First, we’re creating an empty ‘bin’ or variable called ‘urls’. Then, we create a variable called f for file, and tell it to open a new text file also called ‘urls’. Then we set up a loop with the for command that will iterate over the 80 values from 8029 to 8110. The next line contains our pattern, the full url right up until e0151. The last little bit, the %d takes the number of the current iteration and pastes that in. The \n means ‘new line’ so that when we iterate through this again, we’ve moved the cursor down one line. This information is being kept in the first variable we created. Then with f.write(urls) we put all of the information in that first variable urls into the file we created in the second line, urls.txt. Once we’ve finished - we’ve gotten all the way to 8110 - the loop is done, we close the file, and the script stops.

  1. Save this file as urls.py in your directory war-diaries. The .py reminds us that to run this file we’ll need to invoke it with python. (If you haven’t got Python installed in your machine, pause here and go follow the Anaconda tutorial).

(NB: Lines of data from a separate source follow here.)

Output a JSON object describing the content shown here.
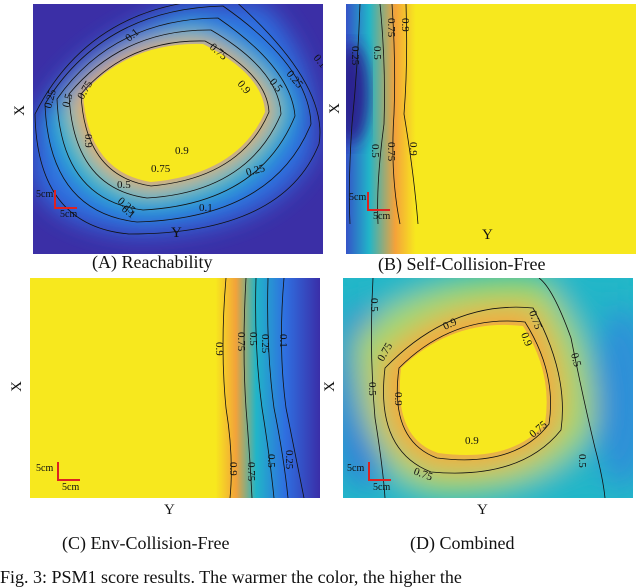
{
  "chart_data": [
    {
      "type": "heatmap",
      "caption": "(A) Reachability",
      "xlabel": "Y",
      "ylabel": "X",
      "scale_bar": [
        "5cm",
        "5cm"
      ],
      "contour_levels": [
        "0.1",
        "0.25",
        "0.5",
        "0.75",
        "0.9"
      ]
    },
    {
      "type": "heatmap",
      "caption": "(B) Self-Collision-Free",
      "xlabel": "Y",
      "ylabel": "X",
      "scale_bar": [
        "5cm",
        "5cm"
      ],
      "contour_levels": [
        "0.25",
        "0.5",
        "0.75",
        "0.9"
      ]
    },
    {
      "type": "heatmap",
      "caption": "(C) Env-Collision-Free",
      "xlabel": "Y",
      "ylabel": "X",
      "scale_bar": [
        "5cm",
        "5cm"
      ],
      "contour_levels": [
        "0.1",
        "0.25",
        "0.5",
        "0.75",
        "0.9"
      ]
    },
    {
      "type": "heatmap",
      "caption": "(D) Combined",
      "xlabel": "Y",
      "ylabel": "X",
      "scale_bar": [
        "5cm",
        "5cm"
      ],
      "contour_levels": [
        "0.5",
        "0.75",
        "0.9"
      ]
    }
  ],
  "colormap": {
    "low": "#3a2ea8",
    "mid": "#21b5c8",
    "high": "#f7e81e",
    "peak": "#f2a23a"
  },
  "figure_caption": "Fig. 3: PSM1 score results. The warmer the color, the higher the"
}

  2. At the command prompt / terminal (windows: ananconda powershell remember!) make sure you are in your war-diaries directory with pwd to see where you are, and cd as appropriate to get to where you need to be.

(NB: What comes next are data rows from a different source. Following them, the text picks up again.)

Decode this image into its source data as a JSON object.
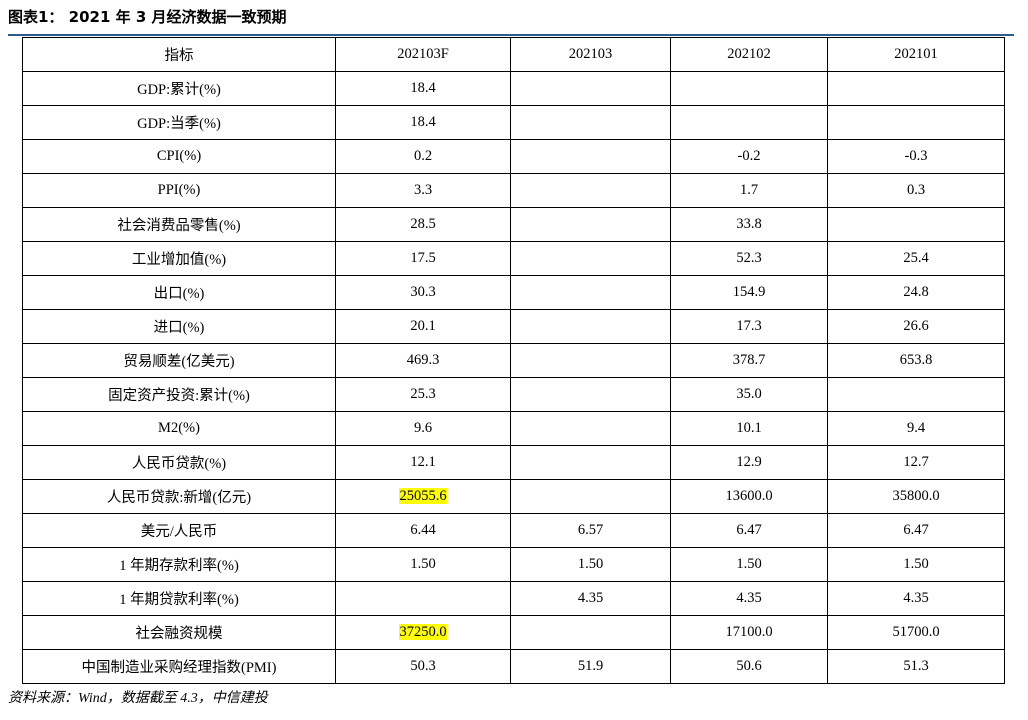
{
  "title": "图表1： 2021 年 3 月经济数据一致预期",
  "table": {
    "headers": [
      "指标",
      "202103F",
      "202103",
      "202102",
      "202101"
    ],
    "rows": [
      {
        "label": "GDP:累计(%)",
        "values": [
          "18.4",
          "",
          "",
          ""
        ]
      },
      {
        "label": "GDP:当季(%)",
        "values": [
          "18.4",
          "",
          "",
          ""
        ]
      },
      {
        "label": "CPI(%)",
        "values": [
          "0.2",
          "",
          "-0.2",
          "-0.3"
        ]
      },
      {
        "label": "PPI(%)",
        "values": [
          "3.3",
          "",
          "1.7",
          "0.3"
        ]
      },
      {
        "label": "社会消费品零售(%)",
        "values": [
          "28.5",
          "",
          "33.8",
          ""
        ]
      },
      {
        "label": "工业增加值(%)",
        "values": [
          "17.5",
          "",
          "52.3",
          "25.4"
        ]
      },
      {
        "label": "出口(%)",
        "values": [
          "30.3",
          "",
          "154.9",
          "24.8"
        ]
      },
      {
        "label": "进口(%)",
        "values": [
          "20.1",
          "",
          "17.3",
          "26.6"
        ]
      },
      {
        "label": "贸易顺差(亿美元)",
        "values": [
          "469.3",
          "",
          "378.7",
          "653.8"
        ]
      },
      {
        "label": "固定资产投资:累计(%)",
        "values": [
          "25.3",
          "",
          "35.0",
          ""
        ]
      },
      {
        "label": "M2(%)",
        "values": [
          "9.6",
          "",
          "10.1",
          "9.4"
        ]
      },
      {
        "label": "人民币贷款(%)",
        "values": [
          "12.1",
          "",
          "12.9",
          "12.7"
        ]
      },
      {
        "label": "人民币贷款:新增(亿元)",
        "values": [
          "25055.6",
          "",
          "13600.0",
          "35800.0"
        ]
      },
      {
        "label": "美元/人民币",
        "values": [
          "6.44",
          "6.57",
          "6.47",
          "6.47"
        ]
      },
      {
        "label": "1 年期存款利率(%)",
        "values": [
          "1.50",
          "1.50",
          "1.50",
          "1.50"
        ]
      },
      {
        "label": "1 年期贷款利率(%)",
        "values": [
          "",
          "4.35",
          "4.35",
          "4.35"
        ]
      },
      {
        "label": "社会融资规模",
        "values": [
          "37250.0",
          "",
          "17100.0",
          "51700.0"
        ]
      },
      {
        "label": "中国制造业采购经理指数(PMI)",
        "values": [
          "50.3",
          "51.9",
          "50.6",
          "51.3"
        ]
      }
    ],
    "highlighted_cells": [
      {
        "row": 12,
        "col": 0
      },
      {
        "row": 16,
        "col": 0
      }
    ]
  },
  "source": "资料来源：Wind，数据截至 4.3，中信建投",
  "colors": {
    "title_rule": "#2e5b8c",
    "highlight": "#ffff00",
    "border": "#000000"
  }
}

  3. Make sure the file is there: type ls or dir as appropriate and make sure you see the file. Let’s run this file: $ python urls.py. After a brief pause, you should just be presented with a new prompt, as if nothing has happened: but check your directory (ls or dir) and you’ll see a new file: urls.txt. You can open this with Sublime Text to see what’s inside.

  4. Now that you’ve got the urls, use wget as you did for Laura Gamble’s diary (it’s the exact same command). It might go rather slowly, but keep an eye on your file explorer or finder. What have you got in your directory now?

  5. Remember to put everything you’ve created into your repo on github.

Be a good digital citizen

Always use the wait and limit-rate flags so that you do not overwhelm the server (the computer at the address of your url) with your requests. You can get yourself into trouble if you don’t. Make sure you understand the ideas around recursively following links, link depth, and ‘no-parents.’ Read the original tutorials by Ian Milligan at The Programming Historian, and Kellen Kurschinski for more details.

Oh, one last thing - another option for easy scraping when you want just the content of the website, rather than the underlying files, is trafilatura.